Par Catherine MULLER le 21 juillet 2015

Alexandre Tur,  chartiste de formation, a obtenu le diplôme de conservateur des bibliothèques de l'enssib en 2015. Il a effectué son stage professionnel au Canada dans le département des services aux chercheurs de la Queen's University de Kingston (Ontario) où il a travaillé en priorité sur l'aide à la gestion des données de la recherche, notamment pour les chercheurs en Humanités, et à la promotion de l'open access au sein de l'université. Il est également l'auteur du mémoire d'étude "Accompagner les citoyens dans l'acquisition d'une culture numérique : le rôle des bibliothèques de lecture publique dans la formation au numérique ". Il revient pour enssibLab sur son expérience et nous livre avec beaucoup d'acuité ses réflexions sur la tension, voire la confusion, qu'il peut y avoir entre ces 3 notions essentielles au paysage actuel de la recherche et des bibliothèques : gestion des données de la rechercheouverture des résultats de la recherche (Open Science) et ouverture des données publiques (Open Data).

 

Dans le cadre de son stage professionnel à la bibliothèque de la Queen’s University de Kingston (Ontario, Canada),  Alexandre Tur a eu l’occasion de proposer plusieurs formations internes sur les enjeux de la gestion des données de la recherche en Humanités numériques. Sans grande surprise, à l'instar de la situation des chercheurs en France, il observe les dérives du débat soit vers la réticence des chercheurs à partager leurs données soit vers leur difficulté à trouver des données utilisables comme sources pour leurs recherches.

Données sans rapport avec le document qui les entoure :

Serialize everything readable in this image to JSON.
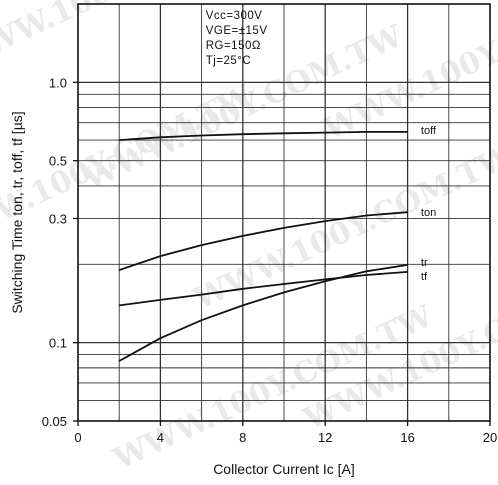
{
  "chart_data": {
    "type": "line",
    "title": "",
    "xlabel": "Collector Current Ic [A]",
    "ylabel": "Switching Time ton, tr, toff, tf [µs]",
    "xlim": [
      0,
      20
    ],
    "ylim": [
      0.05,
      2.0
    ],
    "yscale": "log",
    "x_ticks": [
      0,
      4,
      8,
      12,
      16,
      20
    ],
    "x_tick_labels": [
      "0",
      "4",
      "8",
      "12",
      "16",
      "20"
    ],
    "y_ticks": [
      0.05,
      0.1,
      0.3,
      0.5,
      1.0
    ],
    "y_tick_labels": [
      "0.05",
      "0.1",
      "0.3",
      "0.5",
      "1.0"
    ],
    "grid": true,
    "conditions": [
      "Vcc=300V",
      "VGE=±15V",
      "RG=150Ω",
      "Tj=25°C"
    ],
    "watermark": "WWW.100Y.COM.TW",
    "series": [
      {
        "name": "toff",
        "x": [
          2,
          4,
          6,
          8,
          10,
          12,
          14,
          16
        ],
        "y": [
          0.6,
          0.615,
          0.625,
          0.632,
          0.637,
          0.641,
          0.645,
          0.645
        ]
      },
      {
        "name": "ton",
        "x": [
          2,
          4,
          6,
          8,
          10,
          12,
          14,
          16
        ],
        "y": [
          0.19,
          0.215,
          0.237,
          0.257,
          0.276,
          0.293,
          0.308,
          0.317
        ]
      },
      {
        "name": "tr",
        "x": [
          2,
          4,
          6,
          8,
          10,
          12,
          14,
          16
        ],
        "y": [
          0.085,
          0.104,
          0.122,
          0.139,
          0.156,
          0.172,
          0.188,
          0.199
        ]
      },
      {
        "name": "tf",
        "x": [
          2,
          4,
          6,
          8,
          10,
          12,
          14,
          16
        ],
        "y": [
          0.139,
          0.146,
          0.153,
          0.161,
          0.168,
          0.175,
          0.182,
          0.187
        ]
      }
    ]
  }
}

Cet état de fait pourrait entre autres s'expliquer par une  tension entre gestion des données de la recherche, ouverture des résultats de la recherche (Open Science) et ouverture des données publiques (Open Data) liée à une certaine confusion des vocabulaires. Peut-être le cas des Humanités est-il particulièrement propice à déceler cette tension; dans la mesure où l’importance d’une rigoureuse gestion des données de la recherche n’est pas (encore) aussi établie que dans certaines disciplines scientifiques, les enjeux dérivés de la mise à disposition de ces données sont d'autant plus visibles. Pour autant, cette tension est indubitablement le résultat de politiques publiques, peut-être trop bien intériorisées par les bibliothécaires.

En effet, Open Data et Open Science sont les lames de fond des politiques mondiales liées à la recherche scientifique publique et universitaire. De fait, si l’on parle de données de la recherche dans les bibliothèques canadiennes, c’est principalement pour anticiper les mandats open access que devraient prochainement mettre en place les agences de financement de la recherche pour les récipiendaires de leurs bourses, à la manière de ce qui existe déjà pour les publications scientifiques. Encore faut-il, pour mettre à disposition ses données de recherche, savoir ce qu’elles sont et si on en dispose, ce qui est loin d’être acquis pour tous les chercheurs en sciences humaines.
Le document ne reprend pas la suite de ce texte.